If it’s a note, you don’t have to include the word “Note”.
<div class=”alert alert-block alert-warning”>
<b>Example:</b> Yellow Boxes are generally used to include additional examples or mathematical formulas.
<div class=”alert alert-block alert-success”>
Use green box only when necessary like to display links to related content.
<div class=”alert alert-block alert-danger”>
It is good to avoid red boxes but can be used to alert users to not delete some important part of code etc.
Take into consideration a cell in Jupyter Notebook that has the following lines of code in it:
In : 10+5
Out : 17
Only the most recent output will be written since this is the default behavior of the cell; to print any of the others, the print() function will need to be used. It has come to our attention that we can print all of the outputs by including the following code snippet at the very beginning of the notebook.
from IPython.core.interactiveshell import InteractiveShell InteractiveShell.ast_node_interactivity = “all”
To return to the initial configuration:
Interactive shell.ast_node_interactivity = “last_expr”
The typical command line syntax for executing a Python script is python hello.py. However, running the same script with an extra -I, such as Python -I hello.py, has additional benefits. How can we do this?
Python does not quit the interpreter after reaching the programme’s conclusion. Thus, we can validate the variables’ values and the specified functions’ validity.
Second, given that we are still within the interpreter, it is pretty simple for us to start a Python debugger by doing the following:
After this, we will be able to work on the code since we will have been brought to the point where the exception has happened.
Ctrl/Cmd + / comments out selected lines in the cell automatically. Hitting the combination again will uncomment the same line of code.
When working in Jupyter Notebook, have you ever made the mistake of deleting a cell by accident? If you answered yes, then the following is a shortcut that will reverse the operation of deleting that file.

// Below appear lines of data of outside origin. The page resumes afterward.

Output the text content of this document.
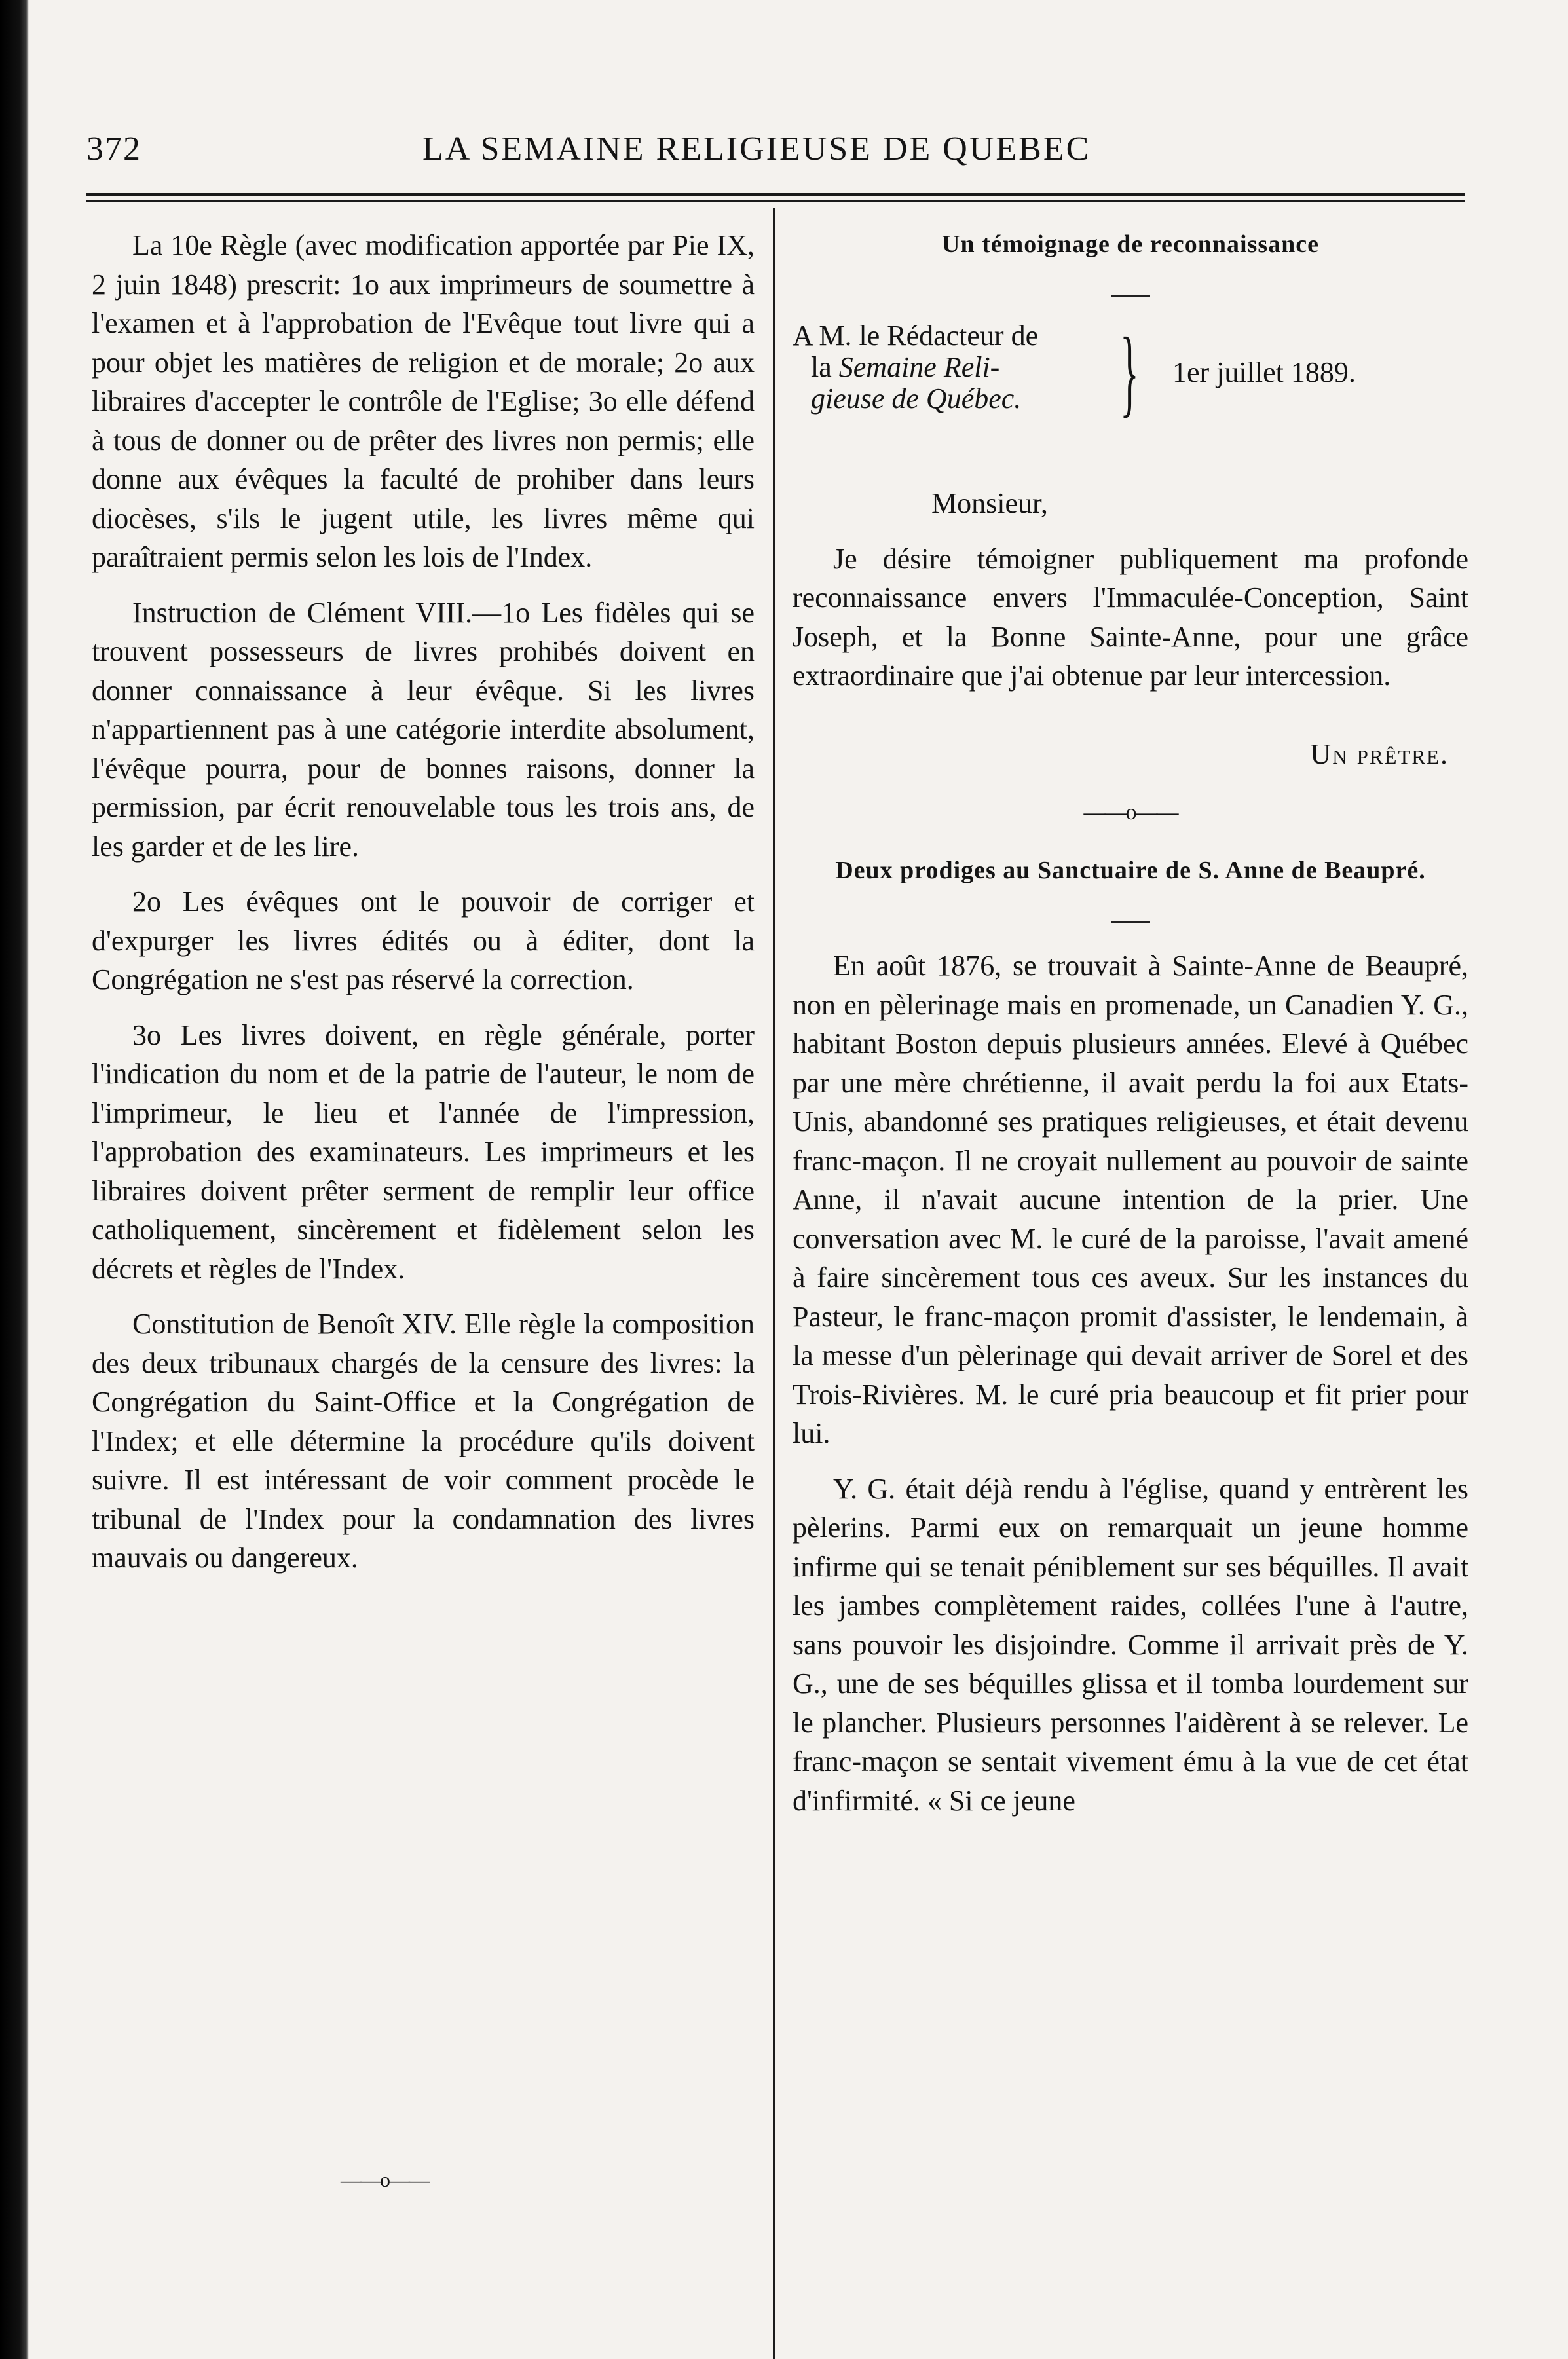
372	LA SEMAINE RELIGIEUSE DE QUEBEC

La 10e Règle (avec modification apportée par Pie IX, 2 juin 1848) prescrit: 1o aux imprimeurs de soumettre à l'examen et à l'approbation de l'Evêque tout livre qui a pour objet les matières de religion et de morale; 2o aux libraires d'accepter le contrôle de l'Eglise; 3o elle défend à tous de donner ou de prêter des livres non permis; elle donne aux évêques la faculté de prohiber dans leurs diocèses, s'ils le jugent utile, les livres même qui paraîtraient permis selon les lois de l'Index.

Instruction de Clément VIII.—1o Les fidèles qui se trouvent possesseurs de livres prohibés doivent en donner connaissance à leur évêque. Si les livres n'appartiennent pas à une catégorie interdite absolument, l'évêque pourra, pour de bonnes raisons, donner la permission, par écrit renouvelable tous les trois ans, de les garder et de les lire.

2o Les évêques ont le pouvoir de corriger et d'expurger les livres édités ou à éditer, dont la Congrégation ne s'est pas réservé la correction.

3o Les livres doivent, en règle générale, porter l'indication du nom et de la patrie de l'auteur, le nom de l'imprimeur, le lieu et l'année de l'impression, l'approbation des examinateurs. Les imprimeurs et les libraires doivent prêter serment de remplir leur office catholiquement, sincèrement et fidèlement selon les décrets et règles de l'Index.

Constitution de Benoît XIV. Elle règle la composition des deux tribunaux chargés de la censure des livres: la Congrégation du Saint-Office et la Congrégation de l'Index; et elle détermine la procédure qu'ils doivent suivre. Il est intéressant de voir comment procède le tribunal de l'Index pour la condamnation des livres mauvais ou dangereux.

——o——
Un témoignage de reconnaissance
A M. le Rédacteur de
la Semaine Reli-
gieuse de Québec.	} 1er juillet 1889.

Monsieur,

Je désire témoigner publiquement ma profonde reconnaissance envers l'Immaculée-Conception, Saint Joseph, et la Bonne Sainte-Anne, pour une grâce extraordinaire que j'ai obtenue par leur intercession.

Un prêtre.
——o——
Deux prodiges au Sanctuaire de S. Anne de Beaupré.

En août 1876, se trouvait à Sainte-Anne de Beaupré, non en pèlerinage mais en promenade, un Canadien Y. G., habitant Boston depuis plusieurs années. Elevé à Québec par une mère chrétienne, il avait perdu la foi aux Etats-Unis, abandonné ses pratiques religieuses, et était devenu franc-maçon. Il ne croyait nullement au pouvoir de sainte Anne, il n'avait aucune intention de la prier. Une conversation avec M. le curé de la paroisse, l'avait amené à faire sincèrement tous ces aveux. Sur les instances du Pasteur, le franc-maçon promit d'assister, le lendemain, à la messe d'un pèlerinage qui devait arriver de Sorel et des Trois-Rivières. M. le curé pria beaucoup et fit prier pour lui.

Y. G. était déjà rendu à l'église, quand y entrèrent les pèlerins. Parmi eux on remarquait un jeune homme infirme qui se tenait péniblement sur ses béquilles. Il avait les jambes complètement raides, collées l'une à l'autre, sans pouvoir les disjoindre. Comme il arrivait près de Y. G., une de ses béquilles glissa et il tomba lourdement sur le plancher. Plusieurs personnes l'aidèrent à se relever. Le franc-maçon se sentait vivement ému à la vue de cet état d'infirmité. « Si ce jeune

If you have deleted a cell’s contents, you can quickly recover it by hitting CTRL/CMD+Z.
If you need to recover an entire deleted cell, hit ESC+Z or EDIT > Undo Delete Cells.
I hope you have found this post helpful. These tips will give you an excellent foundation to work from if you start coding. Once you get more comfortable with Python and Jupyter Notebooks, plenty of other resources are available to help you learn even more. Stay curious and keep learning; that is the best way to grow as a programmer. Thanks for reading!

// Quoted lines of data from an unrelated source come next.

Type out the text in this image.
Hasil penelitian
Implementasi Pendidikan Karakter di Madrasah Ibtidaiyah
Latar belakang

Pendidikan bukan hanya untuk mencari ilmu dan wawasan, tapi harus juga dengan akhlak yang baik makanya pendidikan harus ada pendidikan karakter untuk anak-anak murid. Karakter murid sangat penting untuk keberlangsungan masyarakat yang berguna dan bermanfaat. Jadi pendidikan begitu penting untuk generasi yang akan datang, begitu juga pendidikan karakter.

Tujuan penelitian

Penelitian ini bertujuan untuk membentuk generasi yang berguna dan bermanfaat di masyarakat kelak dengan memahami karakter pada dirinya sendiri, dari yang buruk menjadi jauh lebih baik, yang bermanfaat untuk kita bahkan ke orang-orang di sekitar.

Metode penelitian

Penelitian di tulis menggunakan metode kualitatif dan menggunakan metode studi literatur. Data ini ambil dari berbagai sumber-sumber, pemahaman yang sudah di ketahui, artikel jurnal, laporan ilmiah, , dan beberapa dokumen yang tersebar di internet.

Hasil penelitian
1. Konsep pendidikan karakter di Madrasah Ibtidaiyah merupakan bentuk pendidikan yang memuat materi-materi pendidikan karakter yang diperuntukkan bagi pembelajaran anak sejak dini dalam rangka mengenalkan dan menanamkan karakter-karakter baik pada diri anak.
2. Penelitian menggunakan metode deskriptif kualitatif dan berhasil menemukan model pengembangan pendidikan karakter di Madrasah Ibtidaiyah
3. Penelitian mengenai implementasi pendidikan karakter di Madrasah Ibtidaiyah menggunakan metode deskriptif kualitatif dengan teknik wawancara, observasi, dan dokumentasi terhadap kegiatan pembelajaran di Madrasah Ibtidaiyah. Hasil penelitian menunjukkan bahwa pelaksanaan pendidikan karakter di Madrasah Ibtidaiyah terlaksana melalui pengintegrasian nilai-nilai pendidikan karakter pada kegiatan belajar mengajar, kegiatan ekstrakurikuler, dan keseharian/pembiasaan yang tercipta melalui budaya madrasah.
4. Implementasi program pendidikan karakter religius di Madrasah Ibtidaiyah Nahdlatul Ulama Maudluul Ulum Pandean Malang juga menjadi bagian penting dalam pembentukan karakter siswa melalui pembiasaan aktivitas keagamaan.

Python and R are free, open-source programming languages that may be executed on various operating systems, including Windows, macOS, and Linux. Both are capable of doing almost any data analysis activity, and both are regarded as languages that are not too difficult to master, particularly for those just starting.

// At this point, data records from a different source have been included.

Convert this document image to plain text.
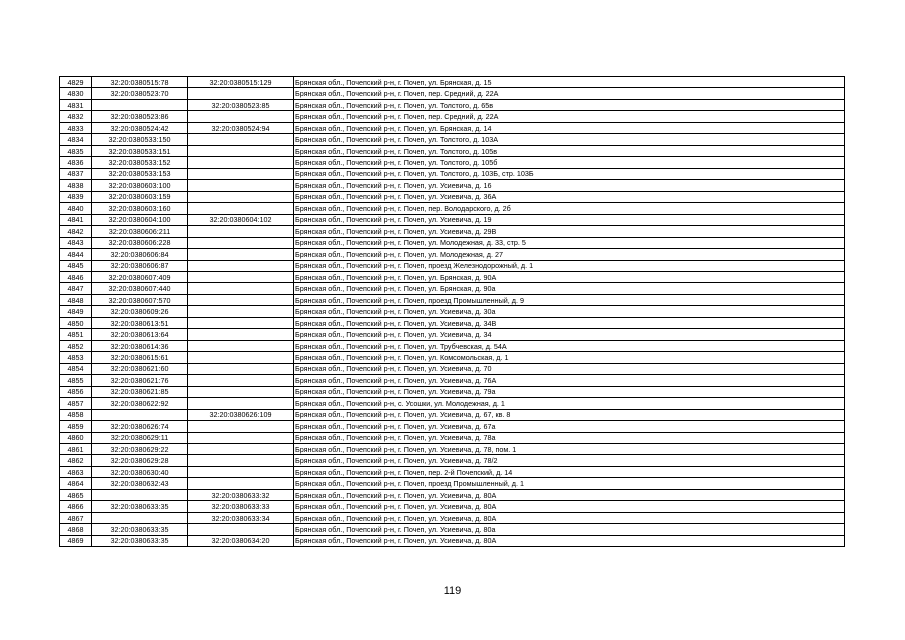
4829	32:20:0380515:78	32:20:0380515:129	Брянская обл., Почепский р-н, г. Почеп, ул. Брянская, д. 15
4830	32:20:0380523:70		Брянская обл., Почепский р-н, г. Почеп, пер. Средний, д. 22А
4831		32:20:0380523:85	Брянская обл., Почепский р-н, г. Почеп, ул. Толстого, д. 65в
4832	32:20:0380523:86		Брянская обл., Почепский р-н, г. Почеп, пер. Средний, д. 22А
4833	32:20:0380524:42	32:20:0380524:94	Брянская обл., Почепский р-н, г. Почеп, ул. Брянская, д. 14
4834	32:20:0380533:150		Брянская обл., Почепский р-н, г. Почеп, ул. Толстого, д. 103А
4835	32:20:0380533:151		Брянская обл., Почепский р-н, г. Почеп, ул. Толстого, д. 105в
4836	32:20:0380533:152		Брянская обл., Почепский р-н, г. Почеп, ул. Толстого, д. 105б
4837	32:20:0380533:153		Брянская обл., Почепский р-н, г. Почеп, ул. Толстого, д. 103Б, стр. 103Б
4838	32:20:0380603:100		Брянская обл., Почепский р-н, г. Почеп, ул. Усиевича, д. 16
4839	32:20:0380603:159		Брянская обл., Почепский р-н, г. Почеп, ул. Усиевича, д. 36А
4840	32:20:0380603:160		Брянская обл., Почепский р-н, г. Почеп, пер. Володарского, д. 2б
4841	32:20:0380604:100	32:20:0380604:102	Брянская обл., Почепский р-н, г. Почеп, ул. Усиевича, д. 19
4842	32:20:0380606:211		Брянская обл., Почепский р-н, г. Почеп, ул. Усиевича, д. 29В
4843	32:20:0380606:228		Брянская обл., Почепский р-н, г. Почеп, ул. Молодежная, д. 33, стр. 5
4844	32:20:0380606:84		Брянская обл., Почепский р-н, г. Почеп, ул. Молодежная, д. 27
4845	32:20:0380606:87		Брянская обл., Почепский р-н, г. Почеп, проезд Железнодорожный, д. 1
4846	32:20:0380607:409		Брянская обл., Почепский р-н, г. Почеп, ул. Брянская, д. 90А
4847	32:20:0380607:440		Брянская обл., Почепский р-н, г. Почеп, ул. Брянская, д. 90а
4848	32:20:0380607:570		Брянская обл., Почепский р-н, г. Почеп, проезд Промышленный, д. 9
4849	32:20:0380609:26		Брянская обл., Почепский р-н, г. Почеп, ул. Усиевича, д. 30а
4850	32:20:0380613:51		Брянская обл., Почепский р-н, г. Почеп, ул. Усиевича, д. 34В
4851	32:20:0380613:64		Брянская обл., Почепский р-н, г. Почеп, ул. Усиевича, д. 34
4852	32:20:0380614:36		Брянская обл., Почепский р-н, г. Почеп, ул. Трубчевская, д. 54А
4853	32:20:0380615:61		Брянская обл., Почепский р-н, г. Почеп, ул. Комсомольская, д. 1
4854	32:20:0380621:60		Брянская обл., Почепский р-н, г. Почеп, ул. Усиевича, д. 70
4855	32:20:0380621:76		Брянская обл., Почепский р-н, г. Почеп, ул. Усиевича, д. 76А
4856	32:20:0380621:85		Брянская обл., Почепский р-н, г. Почеп, ул. Усиевича, д. 79а
4857	32:20:0380622:92		Брянская обл., Почепский р-н, с. Усошки, ул. Молодежная, д. 1
4858		32:20:0380626:109	Брянская обл., Почепский р-н, г. Почеп, ул. Усиевича, д. 67, кв. 8
4859	32:20:0380626:74		Брянская обл., Почепский р-н, г. Почеп, ул. Усиевича, д. 67а
4860	32:20:0380629:11		Брянская обл., Почепский р-н, г. Почеп, ул. Усиевича, д. 78а
4861	32:20:0380629:22		Брянская обл., Почепский р-н, г. Почеп, ул. Усиевича, д. 78, пом. 1
4862	32:20:0380629:28		Брянская обл., Почепский р-н, г. Почеп, ул. Усиевича, д. 78/2
4863	32:20:0380630:40		Брянская обл., Почепский р-н, г. Почеп, пер. 2-й Почепский, д. 14
4864	32:20:0380632:43		Брянская обл., Почепский р-н, г. Почеп, проезд Промышленный, д. 1
4865		32:20:0380633:32	Брянская обл., Почепский р-н, г. Почеп, ул. Усиевича, д. 80А
4866	32:20:0380633:35	32:20:0380633:33	Брянская обл., Почепский р-н, г. Почеп, ул. Усиевича, д. 80А
4867		32:20:0380633:34	Брянская обл., Почепский р-н, г. Почеп, ул. Усиевича, д. 80А
4868	32:20:0380633:35		Брянская обл., Почепский р-н, г. Почеп, ул. Усиевича, д. 80а
4869	32:20:0380633:35	32:20:0380634:20	Брянская обл., Почепский р-н, г. Почеп, ул. Усиевича, д. 80А
119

Because R’s code is not standardized, learning R might be challenging for novices. For most students, Python is often simpler to understand and has a straight learning curve. In addition, the amount of time spent coding is reduced while using Python since it is simpler to maintain and has a grammar comparable to the English language.
It is recommended that you first get familiar with Python before moving on to R. There are still plenty of jobs where R is required, so if you have the time, it doesn’t hurt to learn both. Still, I’d suggest that these days, Python is becoming the dominant programming language for data scientists and is the better first choice to focus on. There are still plenty of jobs where R is required if you have the time.